Legend is a huge deal at Penguin. They rushed out a Special ABA Winter Institute Edition, bound in shiny black paper, with an exciting paragraph on the cover. Sometimes you have to kind of laugh about the serious discussions that people have about the books they are selling us. As booksellers, we hear SO many intense descriptions about certain kinds of books that they all begin to sound alike. And right now, anything that is in anyway about the future world, and not a particularly nice view of the world, is described as a little like Hunger Games, but with a twist. It isn't a very good way to get started with a book that should be read with new eyes.
It is a really good book; great characters, great themes, not so much a utopia gone wrong as a world in decline. It's the story of Day, a boy with issues, smart, caring, and worried about the health of his family. He's also on the run, the government's been looking for him, as he's been taking from the rich and giving to the poor. He's also supposed to be dead. Most of the poor have different versions of plague and he's been secretly stealing money and medicine to help his family.
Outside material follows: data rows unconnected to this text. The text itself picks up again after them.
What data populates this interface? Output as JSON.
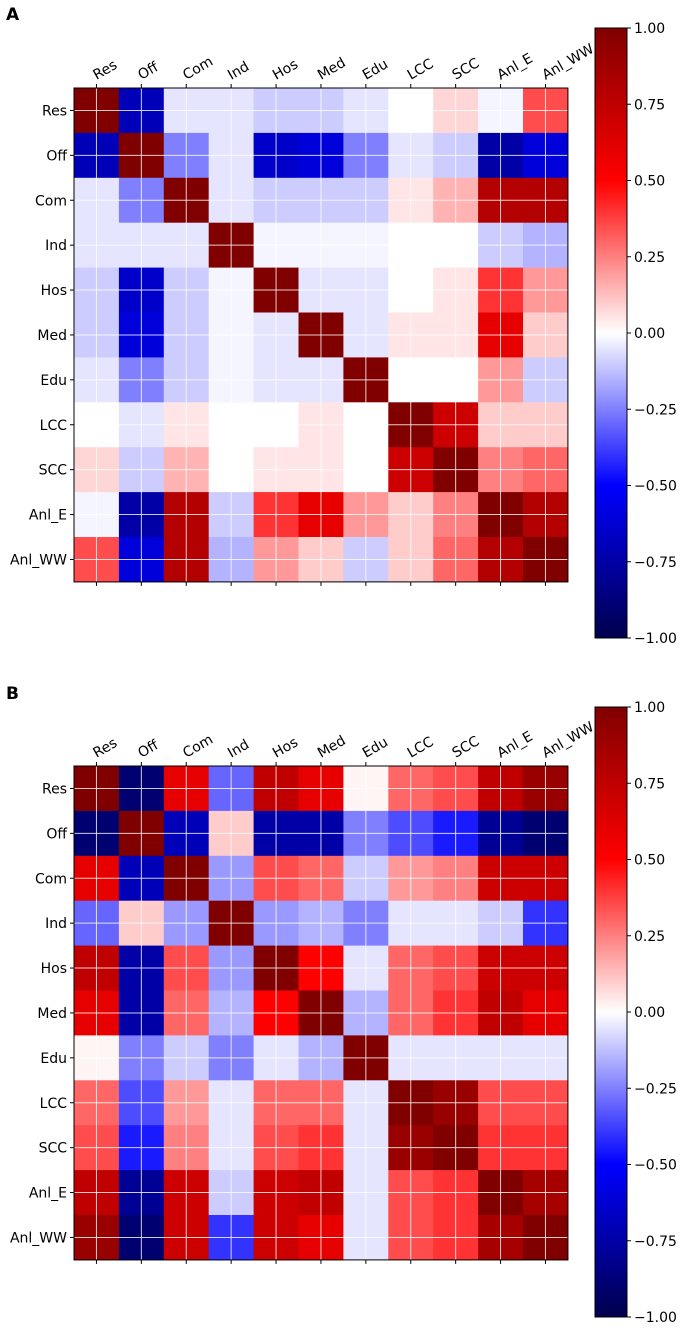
{
  "chart_data": [
    {
      "type": "heatmap",
      "panel": "A",
      "title": "",
      "xlabel": "",
      "ylabel": "",
      "x_categories": [
        "Res",
        "Off",
        "Com",
        "Ind",
        "Hos",
        "Med",
        "Edu",
        "LCC",
        "SCC",
        "Anl_E",
        "Anl_WW"
      ],
      "y_categories": [
        "Res",
        "Off",
        "Com",
        "Ind",
        "Hos",
        "Med",
        "Edu",
        "LCC",
        "SCC",
        "Anl_E",
        "Anl_WW"
      ],
      "colormap": "seismic",
      "vmin": -1.0,
      "vmax": 1.0,
      "colorbar_ticks": [
        "1.00",
        "0.75",
        "0.50",
        "0.25",
        "0.00",
        "−0.25",
        "−0.50",
        "−0.75",
        "−1.00"
      ],
      "values": [
        [
          1.0,
          -0.7,
          -0.05,
          -0.05,
          -0.1,
          -0.1,
          -0.05,
          0.0,
          0.08,
          -0.02,
          0.35
        ],
        [
          -0.7,
          1.0,
          -0.25,
          -0.05,
          -0.65,
          -0.6,
          -0.25,
          -0.05,
          -0.1,
          -0.75,
          -0.6
        ],
        [
          -0.05,
          -0.25,
          1.0,
          -0.05,
          -0.1,
          -0.1,
          -0.1,
          0.05,
          0.15,
          0.8,
          0.8
        ],
        [
          -0.05,
          -0.05,
          -0.05,
          1.0,
          -0.02,
          -0.02,
          -0.02,
          0.0,
          0.0,
          -0.1,
          -0.15
        ],
        [
          -0.1,
          -0.65,
          -0.1,
          -0.02,
          1.0,
          -0.05,
          -0.05,
          0.0,
          0.05,
          0.4,
          0.2
        ],
        [
          -0.1,
          -0.6,
          -0.1,
          -0.02,
          -0.05,
          1.0,
          -0.05,
          0.05,
          0.05,
          0.6,
          0.1
        ],
        [
          -0.05,
          -0.25,
          -0.1,
          -0.02,
          -0.05,
          -0.05,
          1.0,
          0.0,
          0.0,
          0.2,
          -0.1
        ],
        [
          0.0,
          -0.05,
          0.05,
          0.0,
          0.0,
          0.05,
          0.0,
          1.0,
          0.7,
          0.1,
          0.1
        ],
        [
          0.08,
          -0.1,
          0.15,
          0.0,
          0.05,
          0.05,
          0.0,
          0.7,
          1.0,
          0.25,
          0.3
        ],
        [
          -0.02,
          -0.75,
          0.8,
          -0.1,
          0.4,
          0.6,
          0.2,
          0.1,
          0.25,
          1.0,
          0.8
        ],
        [
          0.35,
          -0.6,
          0.8,
          -0.15,
          0.2,
          0.1,
          -0.1,
          0.1,
          0.3,
          0.8,
          1.0
        ]
      ]
    },
    {
      "type": "heatmap",
      "panel": "B",
      "title": "",
      "xlabel": "",
      "ylabel": "",
      "x_categories": [
        "Res",
        "Off",
        "Com",
        "Ind",
        "Hos",
        "Med",
        "Edu",
        "LCC",
        "SCC",
        "Anl_E",
        "Anl_WW"
      ],
      "y_categories": [
        "Res",
        "Off",
        "Com",
        "Ind",
        "Hos",
        "Med",
        "Edu",
        "LCC",
        "SCC",
        "Anl_E",
        "Anl_WW"
      ],
      "colormap": "seismic",
      "vmin": -1.0,
      "vmax": 1.0,
      "colorbar_ticks": [
        "1.00",
        "0.75",
        "0.50",
        "0.25",
        "0.00",
        "−0.25",
        "−0.50",
        "−0.75",
        "−1.00"
      ],
      "values": [
        [
          1.0,
          -0.9,
          0.6,
          -0.3,
          0.75,
          0.6,
          0.02,
          0.3,
          0.35,
          0.75,
          0.9
        ],
        [
          -0.9,
          1.0,
          -0.7,
          0.1,
          -0.75,
          -0.75,
          -0.25,
          -0.35,
          -0.45,
          -0.8,
          -0.9
        ],
        [
          0.6,
          -0.7,
          1.0,
          -0.2,
          0.35,
          0.3,
          -0.1,
          0.2,
          0.25,
          0.7,
          0.7
        ],
        [
          -0.3,
          0.1,
          -0.2,
          1.0,
          -0.2,
          -0.15,
          -0.25,
          -0.05,
          -0.05,
          -0.1,
          -0.4
        ],
        [
          0.75,
          -0.75,
          0.35,
          -0.2,
          1.0,
          0.5,
          -0.05,
          0.3,
          0.35,
          0.7,
          0.7
        ],
        [
          0.6,
          -0.75,
          0.3,
          -0.15,
          0.5,
          1.0,
          -0.15,
          0.3,
          0.4,
          0.75,
          0.6
        ],
        [
          0.02,
          -0.25,
          -0.1,
          -0.25,
          -0.05,
          -0.15,
          1.0,
          -0.05,
          -0.05,
          -0.05,
          -0.05
        ],
        [
          0.3,
          -0.35,
          0.2,
          -0.05,
          0.3,
          0.3,
          -0.05,
          1.0,
          0.9,
          0.35,
          0.35
        ],
        [
          0.35,
          -0.45,
          0.25,
          -0.05,
          0.35,
          0.4,
          -0.05,
          0.9,
          1.0,
          0.4,
          0.4
        ],
        [
          0.75,
          -0.8,
          0.7,
          -0.1,
          0.7,
          0.75,
          -0.05,
          0.35,
          0.4,
          1.0,
          0.85
        ],
        [
          0.9,
          -0.9,
          0.7,
          -0.4,
          0.7,
          0.6,
          -0.05,
          0.35,
          0.4,
          0.85,
          1.0
        ]
      ]
    }
  ]
}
It's also about June, a wealthy 15 year-old girl who has perfect scores, the highest scores on the youngest person ever allowed to join the military. Her brother has been training her to be the best officer ever, and it seems that most of their time is spent checking to see who hast he plague and looking for Day.
One fateful night, June and Day's worlds collide and their lives will never be the same.
Great read for everyone. It's exciting, well-written, sad and hopeful. I am really looking forward to telling everyone about it when it's published in NOVEMBER! AND it has to be a series because there are certain things in the story that aren't resolved. It ends in such a way that it could be finished, but I hope it does go on! Age 11 and up. (Penguin. Due November '11. $17.99.)